On February 2, 2023, a Polk County jury found defendant Raymond L. Hilliard guilty of one count of driving while intoxicated (DWI). Evidence was accepted by the Court to prove that Mr. Hilliard was a persistent DWI offender due to having two prior DWI convictions, from years 2000 and 2018. Due to the persistent offender status, this charge is a class E felony, and carries a range of up to four years in prison. Sentencing is set for April 3, 2023 at 8:30 a.m.
The crime in question occurred on April 9, 2022, wherein Raymond Hilliard of Humansville was operating a motorcycle on 315th Road near 55th Road in Polk County. Mr. Hilliard crashed the motorcycle, resulting in severe injuries to both himself and his passenger.

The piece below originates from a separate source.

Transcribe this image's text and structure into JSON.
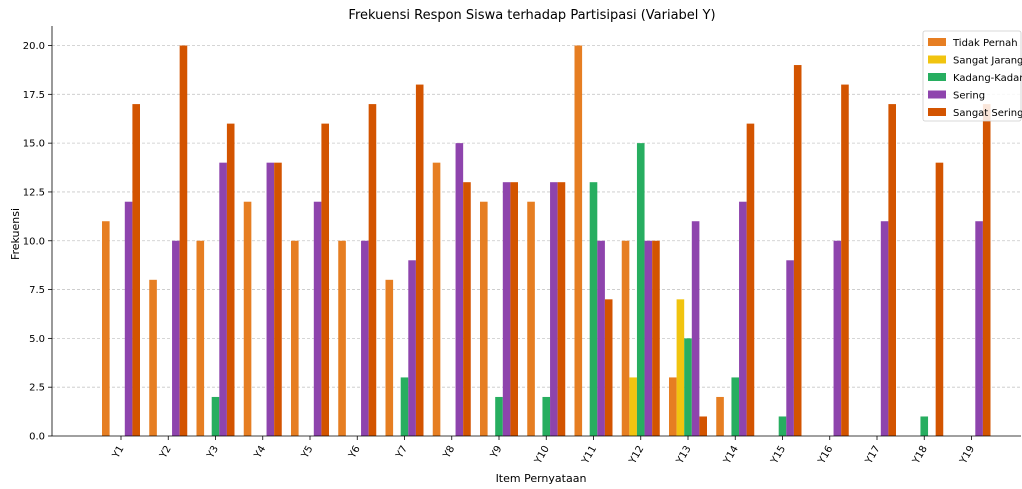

MSgt. Sean Long, a trooper with the Missouri State Highway Patrol, responded to the scene and found both parties injured and being treated by emergency personnel. Trooper Long conducted an investigation of the crash scene which indicated the motorcycle exited the roadway on the left side before becoming airborne and flipping and landing more than 150 feet from the initial tire skid marks. Both defendant and his passenger were subsequently airlifted to hospitals in Springfield.

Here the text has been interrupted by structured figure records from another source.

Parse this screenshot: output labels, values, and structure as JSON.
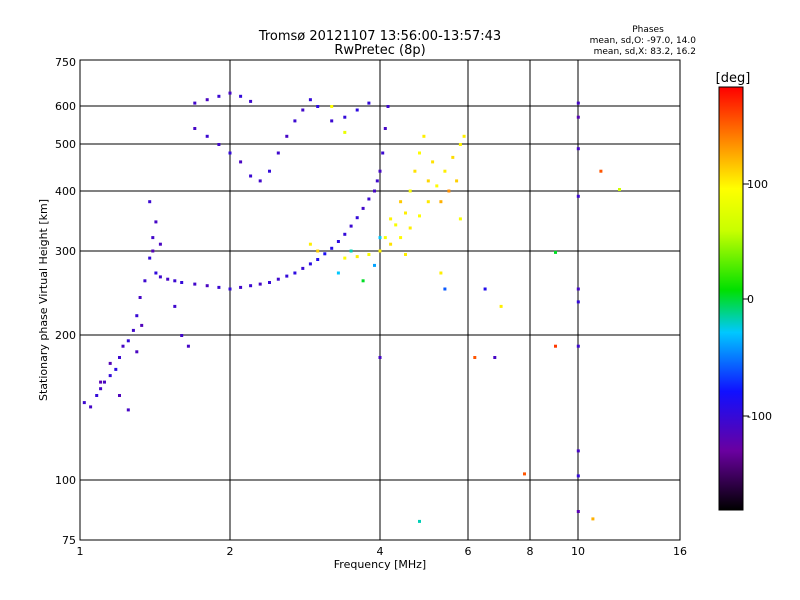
{
  "chart_data": {
    "type": "scatter",
    "title": "Tromsø 20121107 13:56:00-13:57:43",
    "subtitle": "RwPretec (8p)",
    "xlabel": "Frequency [MHz]",
    "ylabel": "Stationary phase Virtual Height [km]",
    "xscale": "log",
    "yscale": "log",
    "xlim": [
      1,
      16
    ],
    "ylim": [
      75,
      750
    ],
    "x_ticks": [
      1,
      2,
      4,
      6,
      8,
      10,
      16
    ],
    "x_tick_labels": [
      "1",
      "2",
      "4",
      "6",
      "8",
      "10",
      "16"
    ],
    "y_ticks": [
      75,
      100,
      200,
      300,
      400,
      500,
      600,
      750
    ],
    "y_tick_labels": [
      "75",
      "100",
      "200",
      "300",
      "400",
      "500",
      "600",
      "750"
    ],
    "grid": true,
    "phase_info": {
      "title": "Phases",
      "line1": "mean, sd,O: -97.0, 14.0",
      "line2": "mean, sd,X:  83.2, 16.2"
    },
    "colorbar": {
      "label": "[deg]",
      "range": [
        -180,
        180
      ],
      "ticks": [
        100,
        0,
        -100
      ],
      "tick_labels": [
        "100",
        "0",
        "-100"
      ]
    },
    "series": [
      {
        "points": [
          [
            1.02,
            145,
            -105
          ],
          [
            1.05,
            142,
            -110
          ],
          [
            1.08,
            150,
            -100
          ],
          [
            1.1,
            155,
            -108
          ],
          [
            1.12,
            160,
            -112
          ],
          [
            1.15,
            165,
            -100
          ],
          [
            1.18,
            170,
            -95
          ],
          [
            1.2,
            180,
            -105
          ],
          [
            1.22,
            190,
            -110
          ],
          [
            1.25,
            195,
            -100
          ],
          [
            1.28,
            205,
            -108
          ],
          [
            1.3,
            220,
            -102
          ],
          [
            1.32,
            240,
            -110
          ],
          [
            1.35,
            260,
            -105
          ],
          [
            1.38,
            290,
            -100
          ],
          [
            1.4,
            320,
            -108
          ],
          [
            1.42,
            345,
            -110
          ],
          [
            1.38,
            380,
            -104
          ],
          [
            1.42,
            270,
            -98
          ],
          [
            1.45,
            265,
            -106
          ],
          [
            1.5,
            262,
            -110
          ],
          [
            1.55,
            260,
            -104
          ],
          [
            1.6,
            258,
            -100
          ],
          [
            1.7,
            256,
            -108
          ],
          [
            1.8,
            254,
            -112
          ],
          [
            1.9,
            252,
            -104
          ],
          [
            2.0,
            250,
            -100
          ],
          [
            2.1,
            252,
            -108
          ],
          [
            2.2,
            254,
            -104
          ],
          [
            2.3,
            256,
            -110
          ],
          [
            2.4,
            258,
            -102
          ],
          [
            2.5,
            262,
            -106
          ],
          [
            2.6,
            266,
            -100
          ],
          [
            2.7,
            270,
            -96
          ],
          [
            2.8,
            276,
            -102
          ],
          [
            2.9,
            282,
            -94
          ],
          [
            3.0,
            288,
            -90
          ],
          [
            3.1,
            296,
            -86
          ],
          [
            3.2,
            304,
            -92
          ],
          [
            3.3,
            314,
            -96
          ],
          [
            3.4,
            325,
            -100
          ],
          [
            3.5,
            338,
            -104
          ],
          [
            3.6,
            352,
            -100
          ],
          [
            3.7,
            368,
            -108
          ],
          [
            3.8,
            385,
            -104
          ],
          [
            3.9,
            400,
            -110
          ],
          [
            3.95,
            420,
            -106
          ],
          [
            4.0,
            440,
            -110
          ],
          [
            4.05,
            480,
            -104
          ],
          [
            4.1,
            540,
            -110
          ],
          [
            4.15,
            600,
            -106
          ],
          [
            1.7,
            610,
            -108
          ],
          [
            1.8,
            620,
            -112
          ],
          [
            1.9,
            630,
            -104
          ],
          [
            2.0,
            640,
            -110
          ],
          [
            2.1,
            630,
            -100
          ],
          [
            2.2,
            615,
            -106
          ],
          [
            1.7,
            540,
            -110
          ],
          [
            1.8,
            520,
            -104
          ],
          [
            1.9,
            500,
            -108
          ],
          [
            2.0,
            480,
            -100
          ],
          [
            2.1,
            460,
            -112
          ],
          [
            2.2,
            430,
            -104
          ],
          [
            2.3,
            420,
            -108
          ],
          [
            2.4,
            440,
            -100
          ],
          [
            2.5,
            480,
            -106
          ],
          [
            2.6,
            520,
            -110
          ],
          [
            2.7,
            560,
            -104
          ],
          [
            2.8,
            590,
            -108
          ],
          [
            2.9,
            620,
            -100
          ],
          [
            3.0,
            600,
            -96
          ],
          [
            3.2,
            560,
            -104
          ],
          [
            3.4,
            570,
            -100
          ],
          [
            3.6,
            590,
            -96
          ],
          [
            3.8,
            610,
            -100
          ],
          [
            1.1,
            160,
            -120
          ],
          [
            1.15,
            175,
            -118
          ],
          [
            1.2,
            150,
            -115
          ],
          [
            1.3,
            185,
            -112
          ],
          [
            1.25,
            140,
            -110
          ],
          [
            1.33,
            210,
            -116
          ],
          [
            1.4,
            300,
            -118
          ],
          [
            1.45,
            310,
            -112
          ],
          [
            1.6,
            200,
            -108
          ],
          [
            1.65,
            190,
            -110
          ],
          [
            1.55,
            230,
            -106
          ],
          [
            3.3,
            270,
            -30
          ],
          [
            3.5,
            300,
            -20
          ],
          [
            3.7,
            260,
            0
          ],
          [
            3.9,
            280,
            -40
          ],
          [
            4.0,
            320,
            -30
          ]
        ]
      },
      {
        "points": [
          [
            3.4,
            290,
            95
          ],
          [
            3.6,
            292,
            100
          ],
          [
            3.8,
            295,
            92
          ],
          [
            4.0,
            300,
            98
          ],
          [
            4.2,
            310,
            104
          ],
          [
            4.4,
            320,
            96
          ],
          [
            4.6,
            335,
            100
          ],
          [
            4.8,
            355,
            94
          ],
          [
            5.0,
            380,
            102
          ],
          [
            5.2,
            410,
            96
          ],
          [
            5.4,
            440,
            100
          ],
          [
            5.6,
            470,
            106
          ],
          [
            5.8,
            500,
            98
          ],
          [
            4.5,
            360,
            100
          ],
          [
            4.6,
            400,
            92
          ],
          [
            4.7,
            440,
            104
          ],
          [
            4.8,
            480,
            96
          ],
          [
            4.9,
            520,
            100
          ],
          [
            5.0,
            420,
            108
          ],
          [
            5.3,
            380,
            120
          ],
          [
            5.5,
            400,
            130
          ],
          [
            5.7,
            420,
            110
          ],
          [
            4.3,
            340,
            90
          ],
          [
            4.1,
            320,
            88
          ],
          [
            3.2,
            600,
            94
          ],
          [
            3.4,
            530,
            80
          ],
          [
            3.0,
            300,
            110
          ],
          [
            2.9,
            310,
            100
          ],
          [
            4.4,
            380,
            112
          ],
          [
            4.2,
            350,
            98
          ],
          [
            5.1,
            460,
            104
          ],
          [
            5.9,
            520,
            100
          ]
        ]
      },
      {
        "points": [
          [
            10.0,
            610,
            -110
          ],
          [
            10.0,
            570,
            -120
          ],
          [
            10.0,
            490,
            -110
          ],
          [
            10.0,
            390,
            -105
          ],
          [
            10.0,
            250,
            -110
          ],
          [
            10.0,
            235,
            -100
          ],
          [
            10.0,
            190,
            -105
          ],
          [
            10.0,
            115,
            -110
          ],
          [
            10.0,
            102,
            -100
          ],
          [
            10.0,
            86,
            -120
          ],
          [
            10.7,
            83,
            120
          ],
          [
            11.1,
            440,
            150
          ],
          [
            12.1,
            403,
            60
          ],
          [
            9.0,
            190,
            160
          ],
          [
            7.8,
            103,
            150
          ],
          [
            6.2,
            180,
            150
          ],
          [
            6.8,
            180,
            -110
          ],
          [
            6.5,
            250,
            -90
          ],
          [
            7.0,
            230,
            100
          ],
          [
            4.0,
            180,
            -110
          ],
          [
            5.3,
            270,
            100
          ],
          [
            5.4,
            250,
            -60
          ],
          [
            4.8,
            82,
            -20
          ],
          [
            4.5,
            295,
            100
          ],
          [
            5.8,
            350,
            90
          ],
          [
            9.0,
            298,
            0
          ]
        ]
      }
    ]
  }
}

To follow up his investigation, Trooper Long requested a subpoena for Mr. Hilliard’s hospital records following the crash, and these records showed that the Defendant had a blood-alcohol content (BAC) of 0.13% in the hours after the crash. For reference, the “legal limit” in Missouri is a BAC of 0.08%. Trooper Long also interviewed both Mr. Hilliard and his passenger a few days after the crash, and both individuals indicated that they had memory loss regarding the crash itself , but that the motorcycle was Mr. Hilliard’s and that he would have been the one operating it. However, approximately two weeks after the hospital interviews, the passenger had called Trooper Long and indicated that she now remembered that she had been the one driving.
Leading up to the trial, the passenger involved in this case was unable to be served with subpoena by the Prosecutor’s Office and was unavailable at trial. Some of the passenger’s statements were brought in through Trooper Long, the State’s sole witness at trial. The defense called no witnesses and submitted no evidence, but argued that there was reasonable doubt as to whether the defendant was actually the one driving given the passenger’s conflicting statements, and argued that the physical evidence at the crash site did not clearly show who was driving. The State argued to the jury that the statements both individuals made in the days following the crash were more reliable than the phone call from the passenger, and that the evidence from the crash site helped prove that the defendant was driving, and that he had done so erratically and under the influence of alcohol.
The jury deliberated for approximately an hour, requesting to see the state’s submitted evidence to aid them in their decision. Circuit Judge Michael O. Hendrickson accepted the guilty verdict, setting the case for a hearing on April 3, 2023, for a hearing regarding a possible motion for new trial (a standard practice) or, barring such a motion, for sentencing. A sentencing assessment report will be completed by Missouri Probation and Parole in the mean-time, which will aid the judge in determining a proper sentence.
This case was the first criminal jury trial for Polk County Assistant Prosecutor Lisha Seery, who presented the opening statement and examined the State’s witness. Elected Prosecutor Keaton Ashlock selected the jury in voir dire, and made the closing argument. The Prosecutor’s Office thanks the many members of our community that fulfilled their civic duty in jury selection and furthermore thanks those that were selected to serve on the jury itself to hear the case. It is an essential part of our judicial system.